A BEAR, A JOURNEY AND FINDING WHO YOU WANT TO BE: THE GIRL WHO SPEAKS BEAR
Last year, when The House With Chicken Legs by Sophie Anderson was released, I was astounded! Based on Eastern European folk tales, this book filled my imagination with Baba Yaga and her granddaughter Marinka, who dreamed of a simple, normal life with friendship,schools, ordinary village life and discovering who you really are. Part of my fascination was to do with fairy tales; I love fairy and folk tales and their modern reformulations. I knew little of the old Russian and East European stories, just a bit of the fearsome Yaga. But the chance to hear more! I couldn't resist. Not only did I find inspiration to explore this old world further, but I also discovered a wonderful, magical story that simply made my heart sing.
So with the announcement, earlier this year, of Sophies' second book coming, I could hardly contain myself. (Ask anyone; I don't think I contained myself at all...asking everyone in the book world I knew where I could get my hands on a proof copy...) Finally, my wish was granted, a copy was placed in my grasp and day-to-day life stopped for a while as I submerged myself, once again into a land coloured by snow, folk tales, dragons, bears and a very unusual heroine. I was NOT disappointed. A very special story.
THE GIRL WHO SPEAKS BEAR
author: Sophie Anderson
illustrator: Katherin Honesta
Usborne Books (5 September 2019)
"They call me Yanka the Bear. Not because of where I was found - only a few people know about that. They call me Yanka the Bear because I am so big and strong."
Yanka was found beside a bear cave as a baby...she was found by her foster mother, Mamochka who bundled her home and raised her as her own. She grew into a fine, strong girl. At twelve and a half years, she is stronger than everyone in the village. But not everyone is kind and accepting about Yankas' unusual capabilities. Some stare and point when they think she isn't looking; some whisper and laugh behind her back. Yanka wishes she was as strong on the inside as she is on the outside. She wishes she knew her real parents; who they were, where they came from. Yanka wishes she knew why and how she can understand the voices of the animals and why the bullfinch keeps calling, "Yanka the Bear! Come back to the forest! You belong here!" While recovering from an accident, Yanka makes a shocking discovery and she flees the only home she has ever known. As she runs through the forest, she embarks on a journey beyond any she has ever imagined. She travels away from the village, across the frozen river and into the snowy mountains...beyond...far beyond to the smouldering volcano home of the most dangerous, destructive thing in the forest; the dragon Smey. It is a journey that leads to discovery, of Yankas' story, where she came from, who she is; but most important of all, how to decide who she wants to be.

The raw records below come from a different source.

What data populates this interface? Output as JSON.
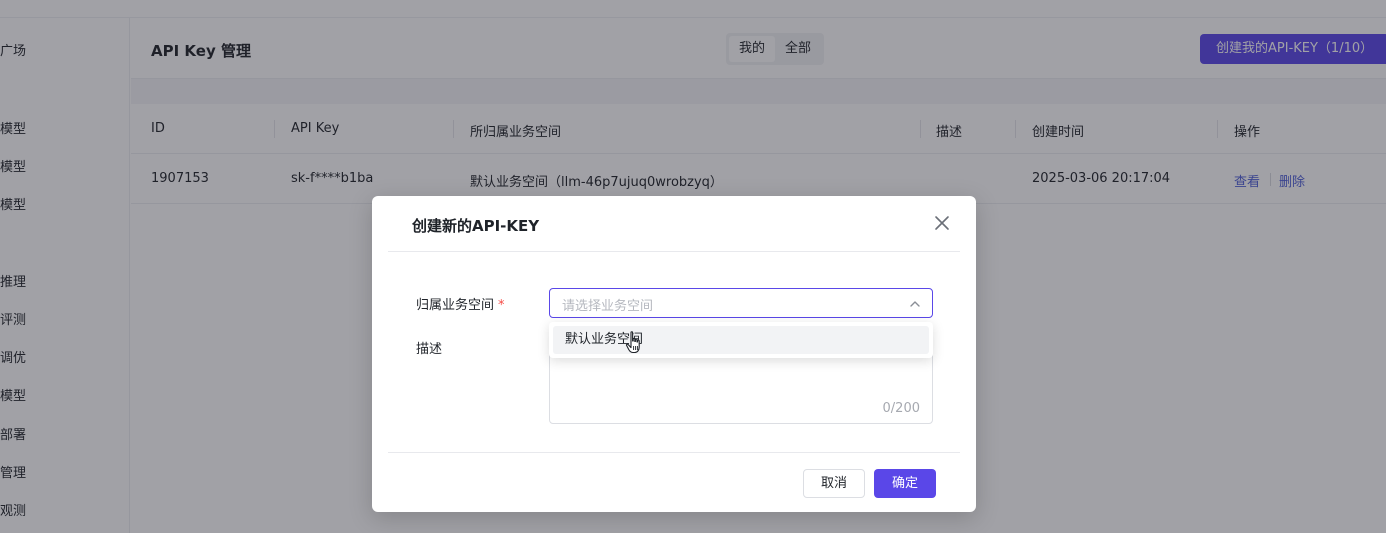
{
  "sidebar": {
    "items": [
      {
        "label": "广场"
      },
      {
        "label": "模型"
      },
      {
        "label": "模型"
      },
      {
        "label": "模型"
      },
      {
        "label": "推理"
      },
      {
        "label": "评测"
      },
      {
        "label": "调优"
      },
      {
        "label": "模型"
      },
      {
        "label": "部署"
      },
      {
        "label": "管理"
      },
      {
        "label": "观测"
      }
    ]
  },
  "header": {
    "title": "API Key 管理",
    "tabs": [
      {
        "label": "我的",
        "active": true
      },
      {
        "label": "全部",
        "active": false
      }
    ],
    "create_button": "创建我的API-KEY（1/10）"
  },
  "table": {
    "columns": [
      "ID",
      "API Key",
      "所归属业务空间",
      "描述",
      "创建时间",
      "操作"
    ],
    "rows": [
      {
        "id": "1907153",
        "api_key": "sk-f****b1ba",
        "workspace": "默认业务空间（llm-46p7ujuq0wrobzyq）",
        "description": "",
        "created_at": "2025-03-06 20:17:04",
        "actions": {
          "view": "查看",
          "delete": "删除"
        }
      }
    ]
  },
  "modal": {
    "title": "创建新的API-KEY",
    "close_icon": "close-icon",
    "workspace_label": "归属业务空间",
    "required_mark": "*",
    "workspace_placeholder": "请选择业务空间",
    "dropdown_options": [
      "默认业务空间"
    ],
    "description_label": "描述",
    "description_counter": "0/200",
    "cancel_label": "取消",
    "confirm_label": "确定"
  },
  "colors": {
    "accent": "#5a47e8",
    "link": "#4f5fd8",
    "required": "#f54a45",
    "overlay": "rgba(30,32,44,0.42)"
  }
}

Oh my! This book is simply wondrous! The writing simply flows across the page. Throughout the novel, we are treated to marvelous stories from Anatoly, the wandering storyteller who visits Yanka and Mamochka, fascinating her and urging her to think deeply. And each tale he tells is a mirror to the events of her life and pulls us along through the book in a way that allows us to lose the walls around us and enter into Yankas' world more fully. There is an element of 'shape-shifting' in the book, which stands as an excellent metaphor for how Yanka (and all of us) must change and adapt to the environment and moment we find ourselves in, all the while leading on to discoveries and to understanding. Wonderful characters abound throughout, and there's even the reappearance of the Yaga House, which delighted me no end. The extraordinary cover and vignette illustrations within the pages are beautiful and evocative, giving us just enough information to paint the scenes fully in the imagination. And there's a map, dear reader!!! (Just in case we get lost in the book and need to find our way home.) All in all, this nuanced, creative story is everything you could want in a book. Compassionate, exciting (nail-biting at times), enchanting and filled with hope, love and belonging. It's one I'll return to again and again.